Xi concludes that the best way to achieve this is to erase the identity of the people there. The Tibetan people are a distinct ethnic group, with their own language, traditions, food and dress. To strip Tibetans of their identity and ensure that they no longer consider themselves Tibetans – with one goal in mind: to eliminate all resistance to permanent Chinese rule on the ‘Roof of the World’.

To fulfill this objective, China has expanded the system of government hostels and started sending Tibetan children there at an early age. China calls these residential schools engines of development. Whereas the reality is that their curriculum is designed to erase the children’s Tibetan identity and in its place create loyalty towards China.

UN experts report that more than one million Tibetan children aged 6–18 attend these schools. They are separated from their families and culture for most of the year, taught in Mandarin, exposed to Han culture, and conditioned to view their own culture, religion, and language as inferior. In other words, China is raising a generation of Tibetans who will assimilate into China and forget their culture.

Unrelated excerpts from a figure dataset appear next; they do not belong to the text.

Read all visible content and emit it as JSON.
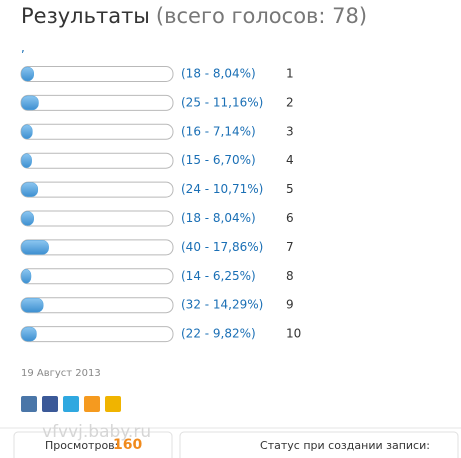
{
  "chart_data": {
    "type": "bar",
    "orientation": "horizontal",
    "title": "Результаты",
    "subtitle": "(всего голосов: 78)",
    "marker": ",",
    "categories": [
      "1",
      "2",
      "3",
      "4",
      "5",
      "6",
      "7",
      "8",
      "9",
      "10"
    ],
    "values": [
      8.04,
      11.16,
      7.14,
      6.7,
      10.71,
      8.04,
      17.86,
      6.25,
      14.29,
      9.82
    ],
    "value_labels": [
      "(18 - 8,04%)",
      "(25 - 11,16%)",
      "(16 - 7,14%)",
      "(15 - 6,70%)",
      "(24 - 10,71%)",
      "(18 - 8,04%)",
      "(40 - 17,86%)",
      "(14 - 6,25%)",
      "(32 - 14,29%)",
      "(22 - 9,82%)"
    ],
    "xlim": [
      0,
      100
    ],
    "color": "#4fa3e0"
  },
  "date": "19 Август 2013",
  "footer": {
    "views_label": "Просмотров:",
    "views": "160",
    "status_label": "Статус при создании записи:",
    "watermark": "vfvvj.baby.ru"
  }
}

China has also taken other steps to eradicate Tibet. Since late 2023, China has changed the official name of Tibet to Shijang in its government documents, diplomatic communications and media. The name is derived from the Manchu Qing dynasty’s terminology for Tibet. Its adoption is to emphasize that Tibet is not a separate historical entity, but a part of China.

If you look at it, the international community has also helped in these efforts. Some museums, universities, and research institutions outside China have accepted this imperial name-change. A museum in Paris has labeled Tibetan artefacts as coming from Shizang. The British Museum mentions Tibet or Shijang Autonomous Region in an exhibition on the Silk Road.

Now China is taking this effort to the next level. A new law promoting ethnic unity and progress went into effect on July 1, in line with Xi’s drive to force Tibetans and other ethnic minorities to assimilate into a Chinese identity centered on loyalty to the Communist Party. By criminalizing perceived threats to ethnic unity, the law could serve as yet another weapon to intimidate Tibetan activists, scholars and diaspora communities.

More than a million Tibetan children are being taught by China in the Mandarin language, exposed to Han culture and conditioned to view their actual culture, religion and language as inferior.